The U.S. Food and Drug Administration has authorized a new COVID-19 vaccine from Novavax, giving Americans an alternative to shots from Moderna and Pfizer.
Novavax's protein-based vaccine will be available soon after regulators granted emergency authorization to the Maryland-based company for the product.
"Today's authorization provides an additional COVID-19 vaccine option that meets the FDA's standards for safety, effectiveness and manufacturing quality needed to support emergency use authorization," Dr. Peter Marks, who directs the FDA's Center for Biologics Evaluation and Research, said in an Aug. 30 statement.
The FDA cleared vaccines from Moderna and Pfizer that are built on messenger ribonucleic acid technology earlier in the month.

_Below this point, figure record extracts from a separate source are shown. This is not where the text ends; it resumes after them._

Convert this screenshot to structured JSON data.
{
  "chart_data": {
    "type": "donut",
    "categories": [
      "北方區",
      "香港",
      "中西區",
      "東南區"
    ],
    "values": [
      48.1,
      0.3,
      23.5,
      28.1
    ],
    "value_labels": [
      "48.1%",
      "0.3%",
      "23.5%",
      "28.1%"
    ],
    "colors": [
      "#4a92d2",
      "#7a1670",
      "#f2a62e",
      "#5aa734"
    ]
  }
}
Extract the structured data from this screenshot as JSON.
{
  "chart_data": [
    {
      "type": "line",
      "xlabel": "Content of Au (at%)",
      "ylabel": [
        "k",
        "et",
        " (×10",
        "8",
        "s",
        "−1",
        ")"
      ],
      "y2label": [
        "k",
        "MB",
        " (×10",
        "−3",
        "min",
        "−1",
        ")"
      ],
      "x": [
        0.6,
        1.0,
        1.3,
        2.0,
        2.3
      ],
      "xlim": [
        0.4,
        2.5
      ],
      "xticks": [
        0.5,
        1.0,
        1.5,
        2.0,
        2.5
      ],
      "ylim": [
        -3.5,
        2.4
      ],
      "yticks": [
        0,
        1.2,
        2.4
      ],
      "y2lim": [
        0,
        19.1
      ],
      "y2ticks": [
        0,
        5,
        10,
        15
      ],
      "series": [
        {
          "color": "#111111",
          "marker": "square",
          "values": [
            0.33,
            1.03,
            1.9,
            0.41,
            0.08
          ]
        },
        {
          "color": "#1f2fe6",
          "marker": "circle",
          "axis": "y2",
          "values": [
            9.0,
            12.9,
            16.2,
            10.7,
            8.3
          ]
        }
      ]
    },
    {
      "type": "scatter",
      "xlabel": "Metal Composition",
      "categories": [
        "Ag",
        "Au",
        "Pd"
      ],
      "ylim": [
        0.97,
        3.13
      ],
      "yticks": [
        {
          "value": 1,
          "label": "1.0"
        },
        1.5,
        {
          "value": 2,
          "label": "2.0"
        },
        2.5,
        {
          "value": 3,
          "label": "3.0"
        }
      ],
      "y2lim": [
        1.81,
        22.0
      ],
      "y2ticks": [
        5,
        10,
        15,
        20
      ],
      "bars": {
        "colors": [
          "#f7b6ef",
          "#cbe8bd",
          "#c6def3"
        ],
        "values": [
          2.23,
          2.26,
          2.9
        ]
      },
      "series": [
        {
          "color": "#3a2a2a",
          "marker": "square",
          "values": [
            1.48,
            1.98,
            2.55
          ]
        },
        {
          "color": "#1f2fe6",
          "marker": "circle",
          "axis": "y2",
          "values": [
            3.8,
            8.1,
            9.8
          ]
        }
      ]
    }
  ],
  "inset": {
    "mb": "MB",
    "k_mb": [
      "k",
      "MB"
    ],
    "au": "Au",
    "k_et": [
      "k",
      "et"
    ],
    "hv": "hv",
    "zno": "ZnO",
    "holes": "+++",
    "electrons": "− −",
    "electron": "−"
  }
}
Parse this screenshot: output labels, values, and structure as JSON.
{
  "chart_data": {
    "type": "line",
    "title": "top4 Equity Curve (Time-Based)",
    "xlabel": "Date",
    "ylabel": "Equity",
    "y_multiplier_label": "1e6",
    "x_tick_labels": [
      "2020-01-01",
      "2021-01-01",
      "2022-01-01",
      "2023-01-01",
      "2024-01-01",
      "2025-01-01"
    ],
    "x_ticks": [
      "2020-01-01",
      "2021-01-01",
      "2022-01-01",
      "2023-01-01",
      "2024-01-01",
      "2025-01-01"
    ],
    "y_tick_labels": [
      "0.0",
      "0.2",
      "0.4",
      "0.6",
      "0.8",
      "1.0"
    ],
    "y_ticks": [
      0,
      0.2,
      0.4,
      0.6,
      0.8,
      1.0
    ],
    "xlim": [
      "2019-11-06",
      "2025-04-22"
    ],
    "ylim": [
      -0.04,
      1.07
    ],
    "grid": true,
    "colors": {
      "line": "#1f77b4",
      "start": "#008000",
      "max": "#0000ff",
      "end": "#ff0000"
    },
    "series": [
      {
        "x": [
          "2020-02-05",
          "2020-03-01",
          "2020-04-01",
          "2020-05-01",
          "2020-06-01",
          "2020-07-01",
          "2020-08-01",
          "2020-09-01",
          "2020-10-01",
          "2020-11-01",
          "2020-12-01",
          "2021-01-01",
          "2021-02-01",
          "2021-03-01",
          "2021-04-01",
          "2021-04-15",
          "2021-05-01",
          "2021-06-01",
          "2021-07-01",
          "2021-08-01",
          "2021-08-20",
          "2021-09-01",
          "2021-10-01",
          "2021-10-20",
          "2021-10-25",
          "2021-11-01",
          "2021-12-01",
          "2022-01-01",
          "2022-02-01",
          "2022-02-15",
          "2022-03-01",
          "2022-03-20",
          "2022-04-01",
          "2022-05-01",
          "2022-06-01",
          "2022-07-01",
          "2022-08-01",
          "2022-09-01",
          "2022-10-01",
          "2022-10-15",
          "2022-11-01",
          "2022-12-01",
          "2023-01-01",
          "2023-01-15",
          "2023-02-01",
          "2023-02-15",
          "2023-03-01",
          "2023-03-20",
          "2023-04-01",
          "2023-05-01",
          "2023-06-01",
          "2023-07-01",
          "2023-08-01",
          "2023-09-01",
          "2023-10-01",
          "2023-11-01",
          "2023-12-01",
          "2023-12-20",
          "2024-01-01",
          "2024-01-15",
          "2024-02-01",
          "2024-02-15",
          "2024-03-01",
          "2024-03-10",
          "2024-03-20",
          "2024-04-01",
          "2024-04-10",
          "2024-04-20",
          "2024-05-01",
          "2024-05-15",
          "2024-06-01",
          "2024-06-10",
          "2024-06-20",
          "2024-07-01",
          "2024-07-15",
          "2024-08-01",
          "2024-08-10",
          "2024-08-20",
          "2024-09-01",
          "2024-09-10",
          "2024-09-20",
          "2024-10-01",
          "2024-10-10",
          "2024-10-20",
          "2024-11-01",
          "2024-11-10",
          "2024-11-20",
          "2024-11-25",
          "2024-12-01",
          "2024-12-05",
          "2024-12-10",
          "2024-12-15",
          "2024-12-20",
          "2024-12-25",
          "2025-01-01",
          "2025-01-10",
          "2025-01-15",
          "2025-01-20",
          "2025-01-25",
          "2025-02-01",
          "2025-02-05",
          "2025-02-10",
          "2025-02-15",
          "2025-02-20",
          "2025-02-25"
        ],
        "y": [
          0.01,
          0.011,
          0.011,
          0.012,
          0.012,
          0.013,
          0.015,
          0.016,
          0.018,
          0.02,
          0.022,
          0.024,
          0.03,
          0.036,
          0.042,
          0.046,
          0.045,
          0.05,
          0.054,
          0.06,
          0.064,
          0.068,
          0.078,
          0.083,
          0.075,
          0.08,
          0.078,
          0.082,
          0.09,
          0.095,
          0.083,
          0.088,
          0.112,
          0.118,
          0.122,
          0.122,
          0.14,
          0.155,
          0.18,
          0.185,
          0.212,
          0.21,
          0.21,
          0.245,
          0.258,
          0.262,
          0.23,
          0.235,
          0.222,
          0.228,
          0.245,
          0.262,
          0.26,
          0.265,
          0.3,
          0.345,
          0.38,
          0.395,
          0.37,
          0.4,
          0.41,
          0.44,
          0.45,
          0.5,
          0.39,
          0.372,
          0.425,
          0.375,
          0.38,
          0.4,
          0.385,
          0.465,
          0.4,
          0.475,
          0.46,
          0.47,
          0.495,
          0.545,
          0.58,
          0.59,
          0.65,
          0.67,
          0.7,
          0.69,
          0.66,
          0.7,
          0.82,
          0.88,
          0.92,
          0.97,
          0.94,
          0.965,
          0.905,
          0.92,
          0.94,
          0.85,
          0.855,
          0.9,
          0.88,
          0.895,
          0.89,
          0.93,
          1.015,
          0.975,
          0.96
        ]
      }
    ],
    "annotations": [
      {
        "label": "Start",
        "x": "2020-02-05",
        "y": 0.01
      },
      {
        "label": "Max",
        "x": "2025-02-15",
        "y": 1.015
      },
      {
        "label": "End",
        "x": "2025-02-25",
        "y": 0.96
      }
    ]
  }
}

"The assertion rings hollow when FDA has not required manufacturers of the mRNA biological [products] to provide scientific evidence to the public that safety and effectiveness has been demonstrated," Barbara Loe Fisher, co-founder and president of the National Vaccine Information Center, told The Epoch Times previously via email.
Company officials told FDA advisers over the summer that they were planning to continue manufacturing a JN.1-based vaccine and believed it would perform well against KP.3 and other strains from the JN.1 lineage.
People who have never received a vaccine can get two doses of Novavax's vaccine about three weeks apart.